Accusé au même titre que le maire Issa Soumah de « gestion opaque » des fonds AFICCON (Agence de financement des communes de Conakry) et du projet d’aménagement et de vente de parcelles à Kobaya, Yattaya-Fossidet et Sonfonia (entre autres) situées sur le littoral, le 1er vice maire de la commune de Ratoma brise enfin le silence. Dans un entretien accordé à Guineematin.com hier, lundi 25 octobre 2021, Alpha Oumar Sacko (puisque c’est de lui qu’il s’agit) a réfuté les allégations portées contre lui par certains conseillers communaux et il a titillé ses accusateurs qu’il qualifie de « conseillers véreux ». Egalement, il dit être très disposé à affronter à visage découvert ses détracteurs pour éclairer la lanterne de l’opinion sur ces dossiers.

Alpha Oumar Sacko, premier vice-maire de Ratoma

« Je suis disposé à débattre de ces sujets avec n’importe quel conseiller et à visage découvert. Ce conseiller véreux qui dit vouloir garder l’anonymat fait de l’amalgame, parce qu’il a annoncé qu’ils (les 26 conseillers communaux qui ont écrit au maire Issa Soumah) demandent la dissolution des commissions et ils ajoutent que j’aurai confié dans nos réunions de garder la confidentialité pour qu’on puisse partager les avantages. C’est une accusation qui peut m’amener à porter plainte contre lui pour diffamation. Au contraire, ce conseiller naturellement insatisfait qui pense qu’il est venu à la mairie pour chercher de l’argent, et non pour défendre les intérêts de la population, a été le premier, dès qu’on a parlé d’adjudication, à aller chercher des gens pour venir dire de lui donner un marché parce qu’il est conseiller. Mais, on lui a fait savoir les dispositions de la loi en la matière », se défend Alpha Oumar Sacko.

Poursuivant son speech, le 1er vice maire de la commune de Ratoma a laissé entendre que l’article 330 du Code des collectivités révisé stipule clairement que le maire, ses adjoints et les autres membres du personnel de la mairie ne peuvent pas être adjudicateurs de marché, ni directement, ni par personne interposée. Et, cette volonté d’appliquer la loi qui aurait mis en rogne certains conseillers communaux.

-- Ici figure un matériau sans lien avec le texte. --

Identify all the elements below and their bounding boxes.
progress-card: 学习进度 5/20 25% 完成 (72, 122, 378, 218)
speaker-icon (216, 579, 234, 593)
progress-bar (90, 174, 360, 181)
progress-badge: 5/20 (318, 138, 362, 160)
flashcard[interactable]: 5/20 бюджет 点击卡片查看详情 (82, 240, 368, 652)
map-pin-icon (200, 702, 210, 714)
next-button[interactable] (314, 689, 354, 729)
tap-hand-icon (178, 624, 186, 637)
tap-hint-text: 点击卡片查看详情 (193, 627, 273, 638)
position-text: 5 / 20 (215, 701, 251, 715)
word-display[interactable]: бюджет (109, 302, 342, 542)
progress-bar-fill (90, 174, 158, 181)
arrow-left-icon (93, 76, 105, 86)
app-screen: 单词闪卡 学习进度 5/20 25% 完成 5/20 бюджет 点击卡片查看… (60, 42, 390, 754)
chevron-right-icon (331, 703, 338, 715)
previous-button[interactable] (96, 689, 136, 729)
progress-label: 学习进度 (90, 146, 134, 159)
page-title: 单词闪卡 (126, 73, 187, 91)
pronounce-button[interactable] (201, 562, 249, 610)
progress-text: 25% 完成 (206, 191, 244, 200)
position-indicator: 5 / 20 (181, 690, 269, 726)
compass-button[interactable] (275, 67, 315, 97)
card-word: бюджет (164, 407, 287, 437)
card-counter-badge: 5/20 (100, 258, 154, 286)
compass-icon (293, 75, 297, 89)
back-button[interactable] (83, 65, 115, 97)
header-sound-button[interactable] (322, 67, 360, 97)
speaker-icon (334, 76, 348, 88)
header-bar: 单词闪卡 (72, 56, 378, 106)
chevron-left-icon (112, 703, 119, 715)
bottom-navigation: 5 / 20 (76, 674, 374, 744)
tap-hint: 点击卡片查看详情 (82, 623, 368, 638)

« Quand on lui a signifié cela et qu’il a vu qu’on veut appliquer ça, il est devenu hors de lui-même. C’est lui seul qui a demandé à ce que tous les conseillers se réunissent et qu’ils utilisent cela pour dire ce qu’il veut. Je suis désolé, la loi est la loi. Et, donc, on ne peut pas, si on veut être sérieux, ne pas appliquer la loi en soi-même d’abord et à tous les autres après. C’est ce que nous avons fait. Sur la commission d’adjudication que je dirige, les dispositions de l’article 263 du Code des collectivités révisé disent qu’en cas de passation de marché, le maire est assisté d’un de ses adjoints inscrits dans l’ordre du tableau.

Et, je suis le 1er vice maire, je suis donc en droit de diriger cette commission conformément à la loi… En réunion avec l’exécutif, j’ai dit : la confidentialité des membres de la commission adjudication des marchés doit être respectée. Leurs noms doivent être confidentiels jusqu’à l’ouverture des plis. Vous connaissez notre pays, dès qu’on sait que c’est Paul ou Pierre  qui sont membres de la commission adjudication, les pressions, les tentatives de corruption ne finiront jamais », a expliqué Alpha Oumar Sacko.

Pour ce qui est de l’affaire des parcelles situées sur le littoral, le 1er vice maire de Ratoma abonde dans le même sens que son maire. Et, pour convaincre de la véracité de ses propos, Alpha Oumar Sacko a brandit une lettre en date du 30 juin 2021 signé par le ministre de la Ville d’alors, Dr Ibrahima Kourouma. Dans cette lettre, il est tout simplement demandé à la mairie de Ratoma d’arrêter les travaux d’aménagement du site Sonfonia Lac.